De manière significative, ces remarques ont également été faites dans le contexte de la nécessité d'un accord nucléaire «actualisé» avec l'Iran. C’est une position hypocrite, car l’Allemagne n’a pas respecté ses engagements au titre de l’accord de 2015 et est bien consciente de la méfiance de l’Iran à entamer de nouveaux pourparlers avec l’Occident en raison de son expérience avec les autres signataires qui ont renié l’accord sur le nucléaire.
Fondamentalement, l'Allemagne semble craindre un Iran fort, qui pourrait être un obstacle à son propre expansionnisme futur dans les régions entourant l'Iran. L’Allemagne sait parfaitement bien que l’Iran ne recherche pas la possession d’armes nucléaires, tandis qu’au contraire, les propres projets de l’Allemagne de se diriger vers le développement de missiles nucléaires à un moment donné demeurent une question ouverte.

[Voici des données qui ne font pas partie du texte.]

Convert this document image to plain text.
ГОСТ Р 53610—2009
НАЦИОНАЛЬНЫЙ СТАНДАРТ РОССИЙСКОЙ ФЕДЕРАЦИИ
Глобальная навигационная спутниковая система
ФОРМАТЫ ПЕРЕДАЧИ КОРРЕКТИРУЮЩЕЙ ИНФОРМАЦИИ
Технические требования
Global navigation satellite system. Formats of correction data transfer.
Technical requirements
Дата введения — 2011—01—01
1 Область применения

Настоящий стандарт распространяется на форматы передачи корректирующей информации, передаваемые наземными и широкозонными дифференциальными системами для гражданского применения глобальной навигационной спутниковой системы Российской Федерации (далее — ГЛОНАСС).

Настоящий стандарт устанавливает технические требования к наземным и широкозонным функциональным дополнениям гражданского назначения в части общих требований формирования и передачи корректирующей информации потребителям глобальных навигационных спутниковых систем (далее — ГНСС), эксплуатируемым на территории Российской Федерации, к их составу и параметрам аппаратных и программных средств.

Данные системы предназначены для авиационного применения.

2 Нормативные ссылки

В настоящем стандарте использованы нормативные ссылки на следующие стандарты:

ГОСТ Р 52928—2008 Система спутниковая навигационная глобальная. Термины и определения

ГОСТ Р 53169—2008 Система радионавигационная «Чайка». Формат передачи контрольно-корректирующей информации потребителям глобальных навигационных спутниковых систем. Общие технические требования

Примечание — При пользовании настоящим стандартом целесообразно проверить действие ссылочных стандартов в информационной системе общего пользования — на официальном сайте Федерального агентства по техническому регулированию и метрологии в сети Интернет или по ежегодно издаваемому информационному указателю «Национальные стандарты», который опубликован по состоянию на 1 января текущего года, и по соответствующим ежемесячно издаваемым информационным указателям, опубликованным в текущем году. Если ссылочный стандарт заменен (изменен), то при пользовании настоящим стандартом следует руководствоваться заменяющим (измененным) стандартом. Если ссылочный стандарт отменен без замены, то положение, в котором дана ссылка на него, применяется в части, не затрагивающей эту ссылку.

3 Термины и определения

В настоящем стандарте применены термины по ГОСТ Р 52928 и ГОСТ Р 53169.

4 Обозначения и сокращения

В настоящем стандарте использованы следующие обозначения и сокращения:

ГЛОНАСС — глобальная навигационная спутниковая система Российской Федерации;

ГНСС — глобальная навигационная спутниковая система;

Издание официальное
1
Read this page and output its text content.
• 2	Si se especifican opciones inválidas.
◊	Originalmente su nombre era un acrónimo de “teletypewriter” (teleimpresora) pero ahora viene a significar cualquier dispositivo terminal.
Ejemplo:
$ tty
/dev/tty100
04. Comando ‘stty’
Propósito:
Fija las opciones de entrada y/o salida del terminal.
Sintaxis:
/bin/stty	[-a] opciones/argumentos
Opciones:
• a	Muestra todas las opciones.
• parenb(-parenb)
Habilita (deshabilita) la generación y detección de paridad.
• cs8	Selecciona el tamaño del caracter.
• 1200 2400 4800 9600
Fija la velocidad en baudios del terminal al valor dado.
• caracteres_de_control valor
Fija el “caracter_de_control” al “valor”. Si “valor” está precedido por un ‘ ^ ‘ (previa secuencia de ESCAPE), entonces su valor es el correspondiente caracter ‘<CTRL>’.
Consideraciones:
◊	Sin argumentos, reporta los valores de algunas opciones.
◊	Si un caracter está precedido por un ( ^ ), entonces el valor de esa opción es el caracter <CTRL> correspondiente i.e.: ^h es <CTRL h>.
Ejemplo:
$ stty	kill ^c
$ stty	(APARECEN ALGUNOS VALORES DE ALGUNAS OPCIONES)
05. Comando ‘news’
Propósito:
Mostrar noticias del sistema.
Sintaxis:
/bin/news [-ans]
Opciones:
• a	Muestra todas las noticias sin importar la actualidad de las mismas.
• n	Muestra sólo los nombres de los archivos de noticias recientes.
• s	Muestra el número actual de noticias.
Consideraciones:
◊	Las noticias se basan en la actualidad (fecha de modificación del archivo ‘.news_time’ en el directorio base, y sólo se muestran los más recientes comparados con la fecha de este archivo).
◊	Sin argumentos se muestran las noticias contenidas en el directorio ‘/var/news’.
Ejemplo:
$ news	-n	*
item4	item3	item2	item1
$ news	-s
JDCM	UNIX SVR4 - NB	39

En bref, non seulement l'Allemagne n'est pas prête à s'engager de manière substantielle avec l'Iran, mais elle ne semble pas non plus pressée de pousser pour un retour rapide des États-Unis à l'accord nucléaire iranien. Il n'y a pas d'autre explication logique à la récente déclaration conjointe du 7 décembre de l’Allemagne, la France et du Royaume-Uni (« E3 »), qui n’est d’aucune aide dans les circonstances actuelles, au moment où la priorité pour l'administration Biden consisterait à prendre des mesures tangibles qui permettent de sortir de l’impasse et de commencer les négociations le plus tôt possible.
Il ne fait aucun doute que l’Allemagne a encore compliqué la situation en exigeant de nouvelles concessions de l’Iran sur d’autres questions «non nucléaires», telles que le programme de missiles balistiques de l’Iran et son influence régionale, questions qui ne faisaient pas partie de l’accord de 2015. Si l'Allemagne avait agi de bonne foi, elle aurait dû concentrer son message sur un encouragement à Biden à rejoindre l'accord de 2015, rapidement et sans condition.
Dans le même temps, le 3 décembre, l’Allemagne a livré à Israël le premier des quatre navires de guerre avancés de fabrication allemande équipés de systèmes de défense antiaériens et antimissiles, de missiles antiaériens et antinavires, de torpilles et d’une rampe de lancement améliorée pour les derniers hélicoptères d’attaque israéliens. Le chef de l'armée israélienne, le lieutenant général Aviv Kohavi, les a qualifiées de «l'une des machines de guerre les plus avancées au monde, ce qui représente un bond en avant significatif dans la capacité de l'armée israélienne à assurer notre force en mer et dans les opérations navales.»
Le point fondamental, c’est que l'Allemagne rejette les tendances objectives vers la formation d'un monde multipolaire. Son plan est d'une part de diriger l'UE avec la souveraineté européenne comme devise affichée, et d'autre part de renforcer le pilier européen de l'OTAN, qui permet à l'Allemagne de mener une politique de sécurité dans les zones allant du Sahel à la Méditerranée, et dans le Proche et Moyen-Orient. L'Allemagne veut définir ses intérêts de politique régionale avec les États-Unis, mais dans un partenariat rééquilibré, avec un plus grand rôle dans la prise de décision politique.